Let’s say you are the proud owner of B2C.com, an online retail website which provides access to a wide variety of products. In order to improve your average revenue per visitor, you want to understand your visitors behavior.
In this article we use an open source dataset to show how customer behavior analysis and machine learning can make a notable impact on every online business revenue.
The data has been collected from a real e-commerce website.The dataset consists of three files : one with all the events (page views), one with products item properties and a file that describes the category tree.
A category of products refers to all the products offering the same general functionality. It is made to organize products and can resemble a tree structure. For example, some common product categories are fashion, food, Decoration, etc. In this data-set, the items are categorized into 360 categories in the first-level. Each of the categories has a higher level category or let say, parent.
There are 25 highest level categories.
From these files we extract the sequence of events with the exact timestamp, the visitor-id and the different category of product the visit was on.
The final file contains more than 2.7 million events of 1 million visitors. More than 400 of the visitors have over 100 event rows. It has three columns: DateTime, visitor id, and category. The DateTime range is between 2015/05 and 2015/09.
Our goal is to predict customers behavior answering two main questions.
- When will the customers come back?
- What category of the product will be interesting to them?
If the recent emerging of analytics in mail campaigns showed only one thing, it is that timing matters a lot when it comes to incentives. Answering the first question allows the site owner to send a notification or a mail to their users at the appropriate time. Suggesting the right topic / product at the right moment is a powerful way to increase its daily traffic.
The two questions are rather different. The first one belongs to the one-class classification family, whereas the second is (more classical) multiclass classification. Thereby, different models were used for each problem.
To emit relevant notifications, knowing user habits is a big advantage. Using a model to predict their intent let the website allows the website to take into account every available pieces of information.
We want to find the time boundaries in which the user is more likely to come back to the website.
To be able to detect these boundaries, we need to generate a set of timestamp samples in which the visitor didn't show up. The generation process we use offers two parameters: the mean frequency f and the positive avoidance a. First negative samples are generated according to f. Then they are filtered using a. Negative samples with an actual event closer than the positive avoidance are deleted to reduce fuzziness.
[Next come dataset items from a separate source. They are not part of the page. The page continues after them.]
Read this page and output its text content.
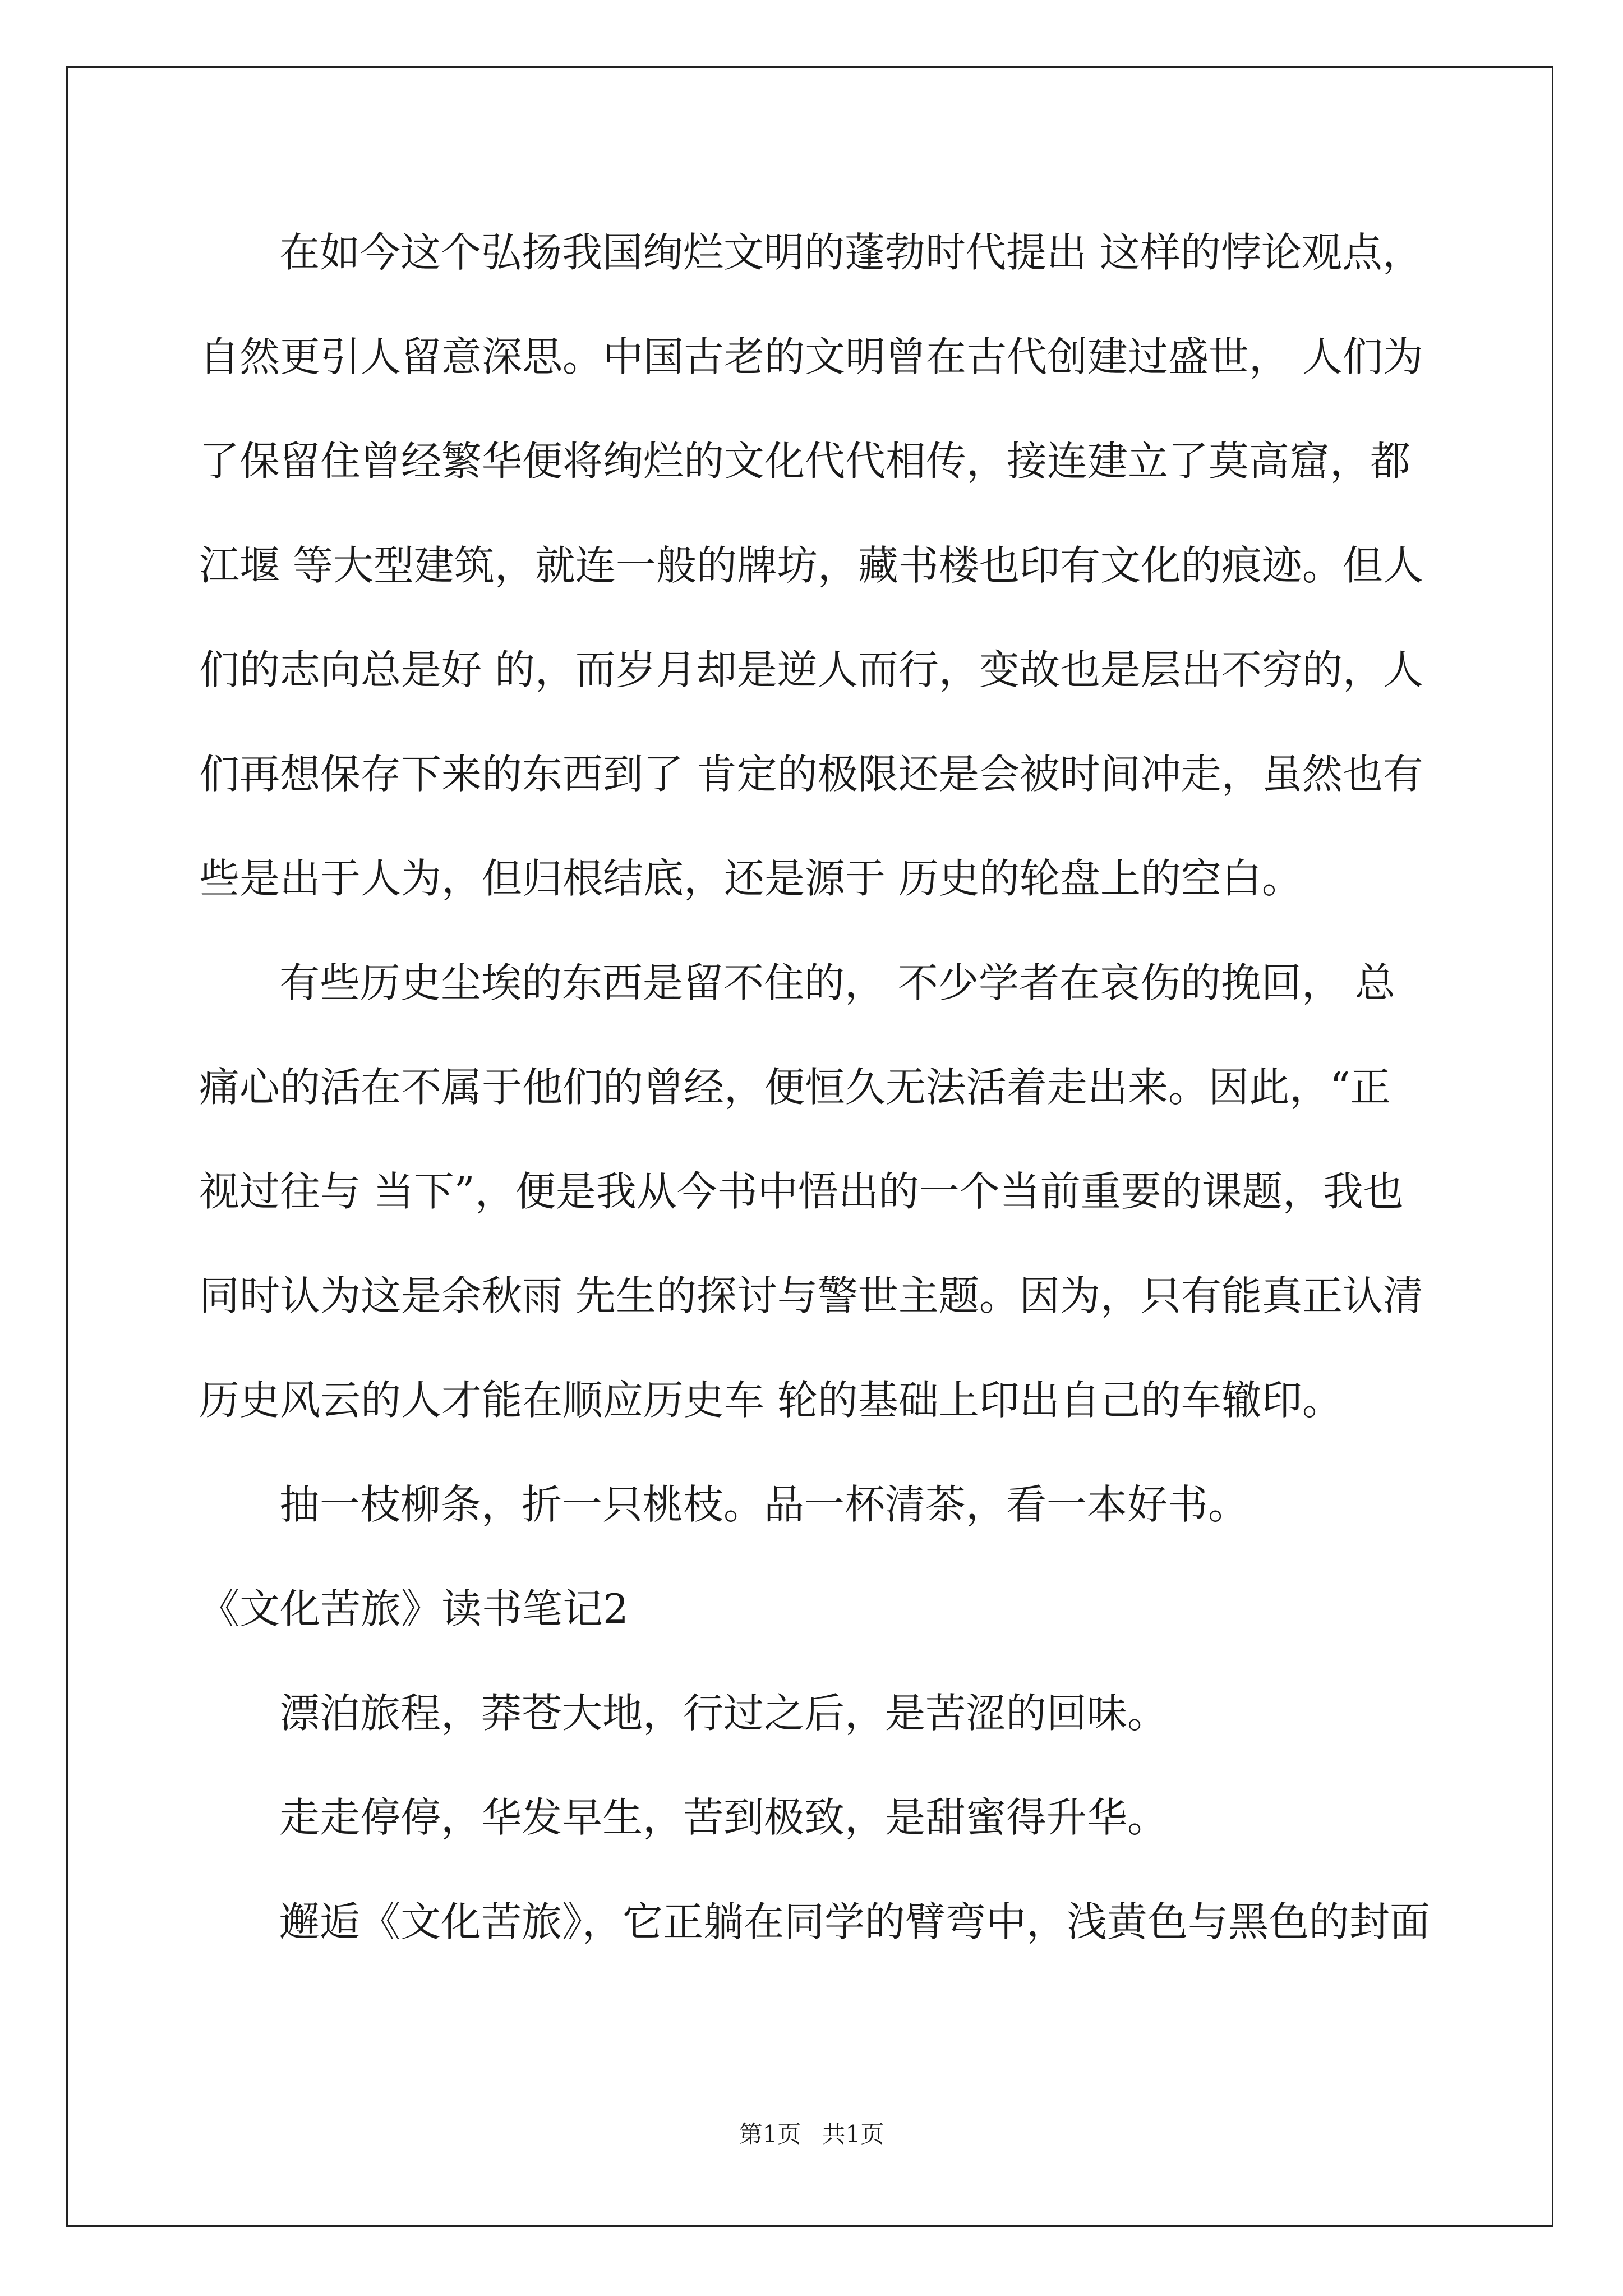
在如今这个弘扬我国绚烂文明的蓬勃时代提出 这样的悖论观点，
自然更引人留意深思。中国古老的文明曾在古代创建过盛世， 人们为
了保留住曾经繁华便将绚烂的文化代代相传，接连建立了莫高窟，都
江堰 等大型建筑，就连一般的牌坊，藏书楼也印有文化的痕迹。但人
们的志向总是好 的，而岁月却是逆人而行，变故也是层出不穷的，人
们再想保存下来的东西到了 肯定的极限还是会被时间冲走，虽然也有
些是出于人为，但归根结底，还是源于 历史的轮盘上的空白。
有些历史尘埃的东西是留不住的， 不少学者在哀伤的挽回， 总
痛心的活在不属于他们的曾经，便恒久无法活着走出来。因此，“正
视过往与 当下”，便是我从今书中悟出的一个当前重要的课题，我也
同时认为这是余秋雨 先生的探讨与警世主题。因为，只有能真正认清
历史风云的人才能在顺应历史车 轮的基础上印出自己的车辙印。
抽一枝柳条，折一只桃枝。品一杯清茶，看一本好书。
《文化苦旅》读书笔记2
漂泊旅程，莽苍大地，行过之后，是苦涩的回味。
走走停停，华发早生，苦到极致，是甜蜜得升华。
邂逅《文化苦旅》，它正躺在同学的臂弯中，浅黄色与黑色的封面
第1页 共1页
A subset of visitors is chosen to evaluate our different models. Negative samples for the test subset are generated with 20 minutes as the mean frequency and 40 minutes as the positive avoidance. The generation parameters for the training phase were considered as hyperparameters.
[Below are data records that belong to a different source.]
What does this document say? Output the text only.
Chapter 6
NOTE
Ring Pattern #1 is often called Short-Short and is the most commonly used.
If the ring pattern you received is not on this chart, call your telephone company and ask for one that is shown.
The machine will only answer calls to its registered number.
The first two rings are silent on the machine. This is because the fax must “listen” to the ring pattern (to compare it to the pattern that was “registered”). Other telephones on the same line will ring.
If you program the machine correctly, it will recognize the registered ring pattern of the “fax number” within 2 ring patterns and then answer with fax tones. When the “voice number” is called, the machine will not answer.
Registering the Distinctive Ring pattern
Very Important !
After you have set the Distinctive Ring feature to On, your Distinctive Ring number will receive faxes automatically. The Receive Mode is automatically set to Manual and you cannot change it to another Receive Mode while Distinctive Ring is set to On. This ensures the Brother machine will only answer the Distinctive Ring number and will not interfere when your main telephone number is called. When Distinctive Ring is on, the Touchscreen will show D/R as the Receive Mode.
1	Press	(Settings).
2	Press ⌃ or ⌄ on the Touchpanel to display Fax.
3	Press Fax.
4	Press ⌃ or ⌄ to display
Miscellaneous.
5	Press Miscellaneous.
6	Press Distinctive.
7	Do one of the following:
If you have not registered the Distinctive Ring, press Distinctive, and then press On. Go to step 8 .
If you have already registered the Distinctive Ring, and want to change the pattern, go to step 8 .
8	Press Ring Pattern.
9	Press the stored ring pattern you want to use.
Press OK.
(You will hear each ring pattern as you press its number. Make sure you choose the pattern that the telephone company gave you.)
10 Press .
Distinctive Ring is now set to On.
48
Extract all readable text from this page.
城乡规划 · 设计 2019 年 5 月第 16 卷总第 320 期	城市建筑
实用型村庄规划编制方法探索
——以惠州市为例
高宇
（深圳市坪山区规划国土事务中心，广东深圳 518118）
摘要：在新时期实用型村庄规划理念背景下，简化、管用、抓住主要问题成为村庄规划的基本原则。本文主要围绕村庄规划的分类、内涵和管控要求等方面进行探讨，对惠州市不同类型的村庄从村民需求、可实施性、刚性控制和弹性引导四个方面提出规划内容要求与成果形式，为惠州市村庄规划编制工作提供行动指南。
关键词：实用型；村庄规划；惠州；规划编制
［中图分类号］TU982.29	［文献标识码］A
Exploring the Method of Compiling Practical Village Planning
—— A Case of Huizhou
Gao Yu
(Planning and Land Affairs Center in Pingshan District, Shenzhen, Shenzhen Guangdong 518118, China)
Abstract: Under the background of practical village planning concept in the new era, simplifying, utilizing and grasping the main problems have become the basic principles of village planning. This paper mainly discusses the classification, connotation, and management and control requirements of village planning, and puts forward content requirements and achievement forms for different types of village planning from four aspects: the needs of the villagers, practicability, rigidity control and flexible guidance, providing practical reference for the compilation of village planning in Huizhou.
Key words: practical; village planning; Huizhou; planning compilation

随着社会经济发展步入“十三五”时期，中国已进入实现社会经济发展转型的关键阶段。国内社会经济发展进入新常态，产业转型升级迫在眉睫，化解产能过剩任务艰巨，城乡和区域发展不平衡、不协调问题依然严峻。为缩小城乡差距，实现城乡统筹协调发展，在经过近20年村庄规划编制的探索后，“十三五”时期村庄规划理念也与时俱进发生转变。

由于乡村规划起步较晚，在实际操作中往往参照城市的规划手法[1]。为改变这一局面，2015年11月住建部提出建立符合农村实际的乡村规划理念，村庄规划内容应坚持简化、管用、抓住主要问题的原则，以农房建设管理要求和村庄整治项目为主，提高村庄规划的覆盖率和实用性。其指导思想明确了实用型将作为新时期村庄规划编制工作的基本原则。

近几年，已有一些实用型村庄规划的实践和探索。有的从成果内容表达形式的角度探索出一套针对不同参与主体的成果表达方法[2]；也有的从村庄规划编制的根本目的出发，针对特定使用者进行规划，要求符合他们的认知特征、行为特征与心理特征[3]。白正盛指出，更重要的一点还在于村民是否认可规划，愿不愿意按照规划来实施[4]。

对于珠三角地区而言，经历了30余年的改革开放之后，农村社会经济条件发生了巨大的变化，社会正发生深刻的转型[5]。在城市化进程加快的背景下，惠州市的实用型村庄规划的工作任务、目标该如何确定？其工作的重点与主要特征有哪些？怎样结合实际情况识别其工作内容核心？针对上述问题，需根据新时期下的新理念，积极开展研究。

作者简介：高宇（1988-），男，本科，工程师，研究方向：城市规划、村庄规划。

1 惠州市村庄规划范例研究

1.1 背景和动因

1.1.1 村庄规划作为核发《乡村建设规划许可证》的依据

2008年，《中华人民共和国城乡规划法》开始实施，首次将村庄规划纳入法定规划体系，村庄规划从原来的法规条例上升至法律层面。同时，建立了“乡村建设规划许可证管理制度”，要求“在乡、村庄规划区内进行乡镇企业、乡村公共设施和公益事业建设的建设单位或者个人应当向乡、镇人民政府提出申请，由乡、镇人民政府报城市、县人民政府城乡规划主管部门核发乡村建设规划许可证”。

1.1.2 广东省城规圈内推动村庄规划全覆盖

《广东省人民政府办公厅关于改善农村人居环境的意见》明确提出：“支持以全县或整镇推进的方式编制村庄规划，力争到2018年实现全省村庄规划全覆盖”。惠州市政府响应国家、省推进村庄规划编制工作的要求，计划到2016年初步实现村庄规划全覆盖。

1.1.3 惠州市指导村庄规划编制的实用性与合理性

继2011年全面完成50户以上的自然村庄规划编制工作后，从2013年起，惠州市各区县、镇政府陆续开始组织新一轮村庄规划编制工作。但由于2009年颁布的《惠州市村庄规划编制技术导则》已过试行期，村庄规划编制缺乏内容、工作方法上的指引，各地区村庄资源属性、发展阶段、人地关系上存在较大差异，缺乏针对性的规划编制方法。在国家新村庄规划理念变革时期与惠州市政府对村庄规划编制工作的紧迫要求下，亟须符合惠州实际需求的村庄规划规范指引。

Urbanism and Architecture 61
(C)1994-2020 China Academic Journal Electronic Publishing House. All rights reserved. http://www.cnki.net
To see how well Craft AI performs, we benchmark other popular algorithms:
- XGBoost (xgboost.XGBClassifier)
- KNN (sklearn.neighbors.KNeighborsClassifier)
- SVM (sklearn.svm.SVC)
- Decision Tree (sklearn.tree.DecisionTreeClassifier)
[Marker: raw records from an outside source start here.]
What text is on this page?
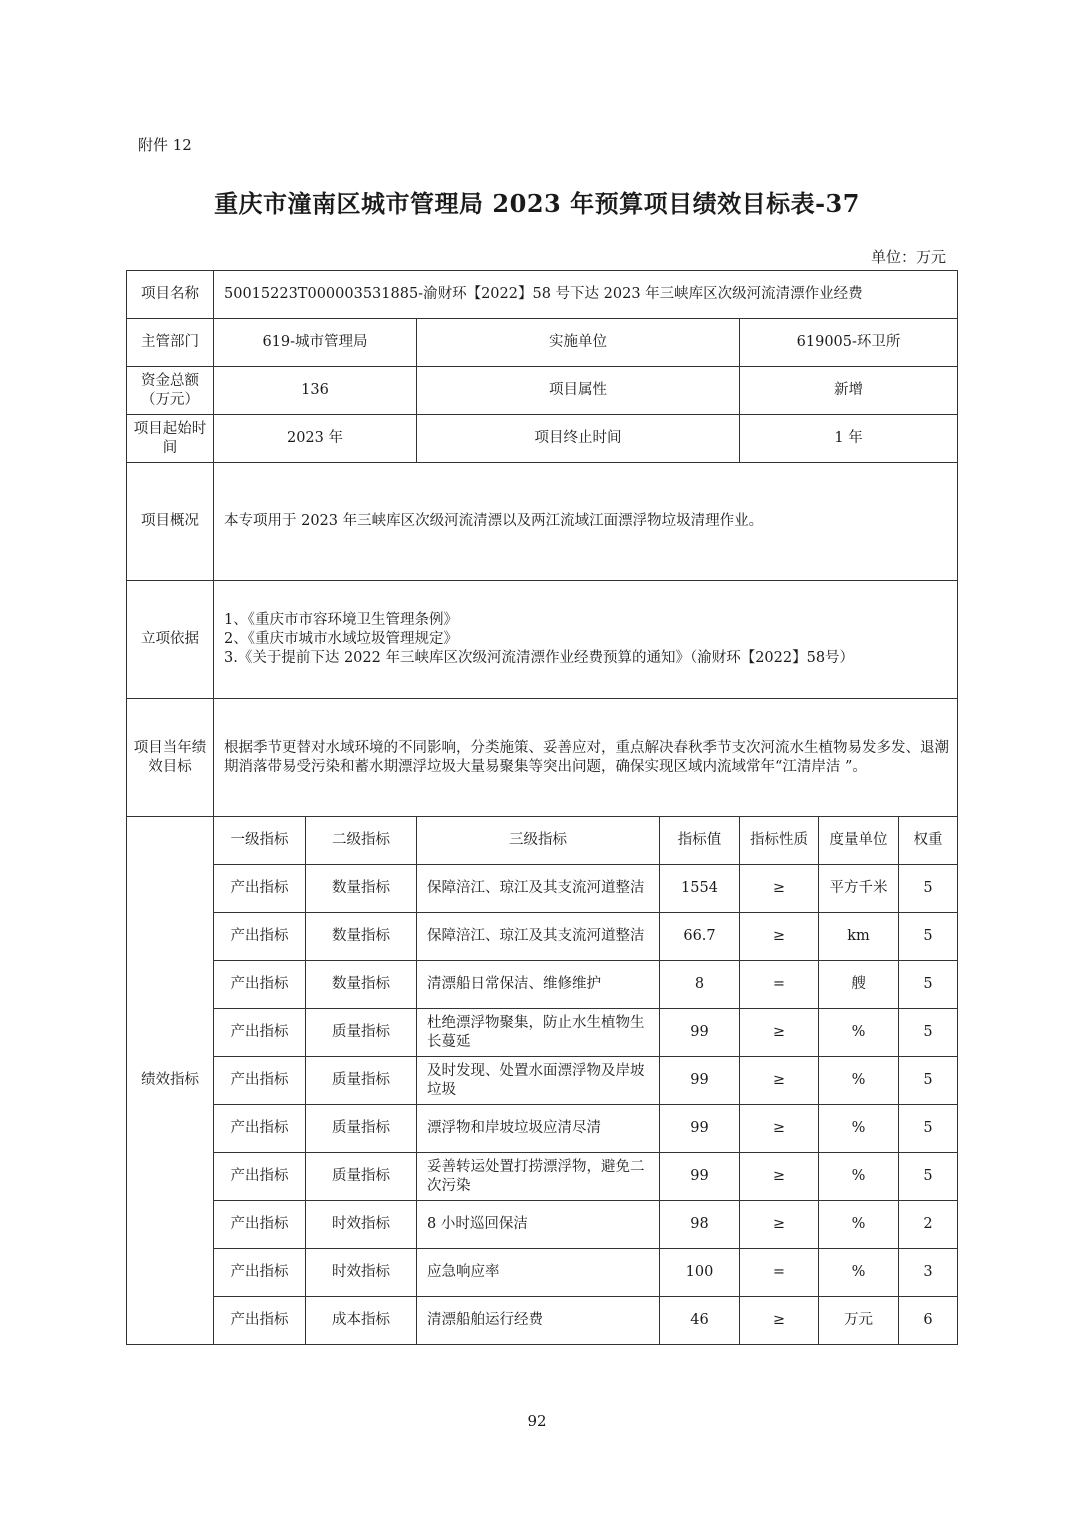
附件 12
重庆市潼南区城市管理局 2023 年预算项目绩效目标表-37
单位：万元
项目名称	50015223T000003531885-渝财环【2022】58 号下达 2023 年三峡库区次级河流清漂作业经费						
主管部门	619-城市管理局		实施单位		619005-环卫所		
资金总额（万元）	136		项目属性		新增		
项目起始时间	2023 年		项目终止时间		1 年		
项目概况	本专项用于 2023 年三峡库区次级河流清漂以及两江流域江面漂浮物垃圾清理作业。						
立项依据	1、《重庆市市容环境卫生管理条例》
2、《重庆市城市水域垃圾管理规定》
3.《关于提前下达 2022 年三峡库区次级河流清漂作业经费预算的通知》（渝财环【2022】58号）						

项目当年绩效目标	根据季节更替对水域环境的不同影响，分类施策、妥善应对，重点解决春秋季节支次河流水生植物易发多发、退潮期消落带易受污染和蓄水期漂浮垃圾大量易聚集等突出问题，确保实现区域内流域常年“江清岸洁 ”。						
绩效指标	一级指标	二级指标	三级指标	指标值	指标性质	度量单位	权重
	产出指标	数量指标	保障涪江、琼江及其支流河道整洁	1554	≥	平方千米	5
	产出指标	数量指标	保障涪江、琼江及其支流河道整洁	66.7	≥	km	5
	产出指标	数量指标	清漂船日常保洁、维修维护	8	=	艘	5
	产出指标	质量指标	杜绝漂浮物聚集，防止水生植物生长蔓延	99	≥	%	5
	产出指标	质量指标	及时发现、处置水面漂浮物及岸坡垃圾	99	≥	%	5
	产出指标	质量指标	漂浮物和岸坡垃圾应清尽清	99	≥	%	5
	产出指标	质量指标	妥善转运处置打捞漂浮物，避免二次污染	99	≥	%	5
	产出指标	时效指标	8 小时巡回保洁	98	≥	%	2
	产出指标	时效指标	应急响应率	100	=	%	3
	产出指标	成本指标	清漂船舶运行经费	46	≥	万元	6
92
- OneClassSVM (sklearn.svm.OneClassSVM)
These algorithms have different parameters that were chosen using cross-validation on the training data set on each visitor.
Craft AI natively handles periodic and time-related features and does not need normalization. This is not the case for the other algorithms. So we applied some transformations on the timestamp. 4 features were generated: month_of_year, day_of_month, day_of_week and hour. Next, we normalized all the columns.
As you can see in this plot, craft ai is the second best model for happened prediction and it has only a bit less accuracy score than a boosting algorithm which is not explicable.
The Craft AI mean accuracy is more than 95%. It means that our model can correctly decide if an event will happen or not in a given time for around 95 percent of the events. The following picture is a sample tree of one of the visitors:
The above decision tree is built based on one of the customer's behavior. Each leaf contains the prediction of an event which can be YES or NO. The path to each leaf shows the sequence of decisions based on time features of the event that leads to the prediction.
For example, we can see in the rightmost leaf that if it’s been more than 2723.5 seconds from the last visit of the visitor if it is between 23:34 and 14:57 and if it is between the 21th of a month and the 14th of the next month, the visitor is not interested currently by the website.
What category of product interests the user?
As it was mentioned before, the test set is limited to the actual events that were correctly detected during the Event Prediction Phase by the most accurate algorithm.
On top of the previous preprocessing, another extra feature is added which is the last viewed product category as a new column named ‘last’. This column was transformed to 25 new binary dummies using one-hot encoding.
Again, Craft AI is among the very best algorithm. Its very high accuracy (> 90%) shows we can predict which product interests which visitor.
As you've seen in this article, Craft AI can predict the actions of the customers on websites like B2C.com. It also performs as good as other well-known algorithms but with the benefit of explainability.
With the use of these results and knowing more about the visitor's behavior, a website like B2C.com can achieve a lot. Here are two sample use cases:
- Detect unusual behavior: A user is not visiting with his usual pattern. It is possible to send them notifications or emails to remind them of the website or application.
- Improve UX: Adapt the interface of the website to what we expect the visitor to visit to help them find their way easily.